Dedup¶

This node is used for problems like entity resolution or data matching. Entity resolution or Data matching is the problem of finding and linking different mentions of the same entity in a single data source or across multiple data sources.

Input¶

It takes in a DataFrame as input

Output¶

Dataframe with confidence score field and other selected scores for entities

Type¶

transform

Class¶

fire.nodes.ml.NodeDedup

Fields¶

Name	Title	Description
confidenceScore	Confidence Score	Confidence Score
lhsCols	LHS Columns	LHS columns for matching
rhsCols	RHS Columns	RHS columns for matching
matchingAlgorithms	Algorithm to use	Algorithm to use for matching
matchingWeights	Weights	Weights to consider for confidence score caluclation and total wight should be less than 1.
outputCols	Output Column	Output Column

Details¶

Levenstein¶

The Levenshtein distance between two strings is defined as the minimum number of edits needed to transform one string into the other, with the allowable edit operations being insertion, deletion, or substitution of a single character.
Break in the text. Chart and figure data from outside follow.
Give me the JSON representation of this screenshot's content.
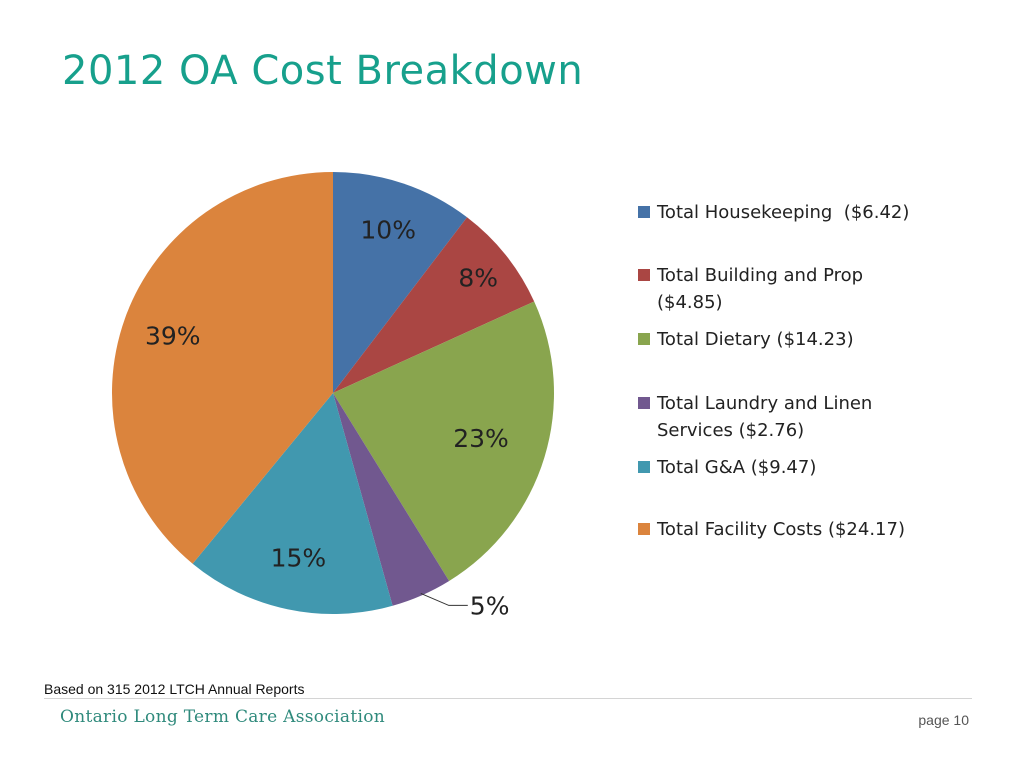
{
  "slide": {
    "title": "2012 OA Cost Breakdown",
    "source_note": "Based on 315 2012 LTCH Annual Reports",
    "organization": "Ontario Long Term Care Association",
    "page_label": "page 10"
  },
  "chart_data": {
    "type": "pie",
    "start_angle_deg": 0,
    "direction": "clockwise",
    "legend_position": "right",
    "slices": [
      {
        "label_lines": [
          "Total Housekeeping  ($6.42)"
        ],
        "value": 6.42,
        "pct_label": "10%",
        "color": "#4572a7"
      },
      {
        "label_lines": [
          "Total Building and Prop",
          "($4.85)"
        ],
        "value": 4.85,
        "pct_label": "8%",
        "color": "#aa4643"
      },
      {
        "label_lines": [
          "Total Dietary ($14.23)"
        ],
        "value": 14.23,
        "pct_label": "23%",
        "color": "#89a54e"
      },
      {
        "label_lines": [
          "Total Laundry and Linen",
          "Services ($2.76)"
        ],
        "value": 2.76,
        "pct_label": "5%",
        "color": "#71588f"
      },
      {
        "label_lines": [
          "Total G&A ($9.47)"
        ],
        "value": 9.47,
        "pct_label": "15%",
        "color": "#4198af"
      },
      {
        "label_lines": [
          "Total Facility Costs ($24.17)"
        ],
        "value": 24.17,
        "pct_label": "39%",
        "color": "#db843d"
      }
    ]
  }
}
How many char you change to make two strings equal.

JaroWinker¶

Jaro–Winkler distance for two strings is, the more similar the strings are. The Jaro–Winkler distance metric is designed and best suited for short strings such as person names. The score is normalized such that 0 equates to no similarity and 1 is an exact match.

Good for short words, typos and nikename.

Fullmatch¶

Fullmatch distance for two strings is, how two strings are match exactly. The score is assigned such that 1 is for exact match and 0 is for not match.

Jaccard¶

The Jaccard similarity measures similarity between finite sample sets, and is defined as the cardinality of the intersection of sets divided by the cardinality of the union of the sample sets. Suppose you want to find jaccard similarity between two sets A and B it is the ration of cardinality of A ∩ B and A ∪ B.
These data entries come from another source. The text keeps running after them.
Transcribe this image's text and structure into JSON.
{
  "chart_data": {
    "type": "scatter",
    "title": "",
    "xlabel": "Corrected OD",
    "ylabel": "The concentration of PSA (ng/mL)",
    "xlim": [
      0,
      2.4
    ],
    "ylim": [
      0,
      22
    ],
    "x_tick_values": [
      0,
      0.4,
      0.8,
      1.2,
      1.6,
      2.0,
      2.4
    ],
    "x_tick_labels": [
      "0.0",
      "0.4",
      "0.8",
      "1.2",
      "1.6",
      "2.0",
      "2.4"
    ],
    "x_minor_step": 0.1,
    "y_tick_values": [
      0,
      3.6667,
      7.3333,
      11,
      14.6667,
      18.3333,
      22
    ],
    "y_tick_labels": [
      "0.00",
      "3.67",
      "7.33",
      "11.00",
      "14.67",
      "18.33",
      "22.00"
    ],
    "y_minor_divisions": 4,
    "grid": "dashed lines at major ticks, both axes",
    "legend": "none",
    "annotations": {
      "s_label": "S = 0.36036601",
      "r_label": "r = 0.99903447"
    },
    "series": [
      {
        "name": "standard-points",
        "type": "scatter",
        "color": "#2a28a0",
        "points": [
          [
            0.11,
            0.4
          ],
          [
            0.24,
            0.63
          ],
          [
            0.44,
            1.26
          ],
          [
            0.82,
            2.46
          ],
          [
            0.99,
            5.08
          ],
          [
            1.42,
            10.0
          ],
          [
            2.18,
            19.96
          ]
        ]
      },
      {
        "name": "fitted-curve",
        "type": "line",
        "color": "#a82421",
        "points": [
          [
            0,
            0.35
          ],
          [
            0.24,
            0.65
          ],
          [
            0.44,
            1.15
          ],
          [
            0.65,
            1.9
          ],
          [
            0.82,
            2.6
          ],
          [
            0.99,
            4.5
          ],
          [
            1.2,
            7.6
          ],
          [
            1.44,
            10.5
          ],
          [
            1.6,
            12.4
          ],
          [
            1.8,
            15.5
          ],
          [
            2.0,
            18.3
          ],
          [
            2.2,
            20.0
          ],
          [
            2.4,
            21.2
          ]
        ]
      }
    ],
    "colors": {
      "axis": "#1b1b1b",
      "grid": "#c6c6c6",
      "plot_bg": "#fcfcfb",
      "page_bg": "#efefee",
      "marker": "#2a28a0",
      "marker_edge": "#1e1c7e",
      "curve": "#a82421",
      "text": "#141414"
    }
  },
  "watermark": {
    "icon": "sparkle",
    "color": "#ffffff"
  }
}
Sparkflows provide default 3-gram Jaccard similarity measures.

Longest common subsequences(LCS): LCS distance between strings s1 and s2, computed as |s1| +|s2| - 2 * |LCSfunction(s1, s2)| and distance is normalized between 0 and 1.
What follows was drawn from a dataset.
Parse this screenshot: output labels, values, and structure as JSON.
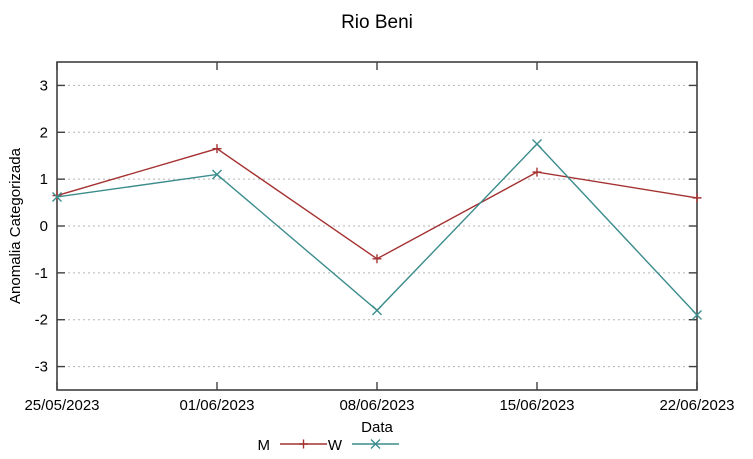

LCSfunction returns the length of Longest Common Subsequence (LCS) between strings s1 and s2.

Notional distance¶

Notional distance between two numbers X and Y, computed as abs(X - Y) / abs(x) + abs(Y).

Date Difference¶

Date Difference gives number of days between two dates(yyyy-MM-dd).

Examples¶

Dedup Node Example¶

Given the following dataset:

PartID SupplierID PartName PartCategory PartQualityScore

A1 S1 Bolt Hardware 8

B2 S2 Nut Hardware 7

A1 S1 Bolt Hardware 8

C3 S3 Screw Hardware 9

If we configure the Dedup node to remove duplicates based on the following columns:

PartID

SupplierID

PartName

PartCategory

PartQualityScore

The resulting dataset would be:

PartID SupplierID PartName PartCategory PartQualityScore

A1 S1 Bolt Hardware 8

B2 S2 Nut Hardware 7

C3 S3 Screw Hardware 9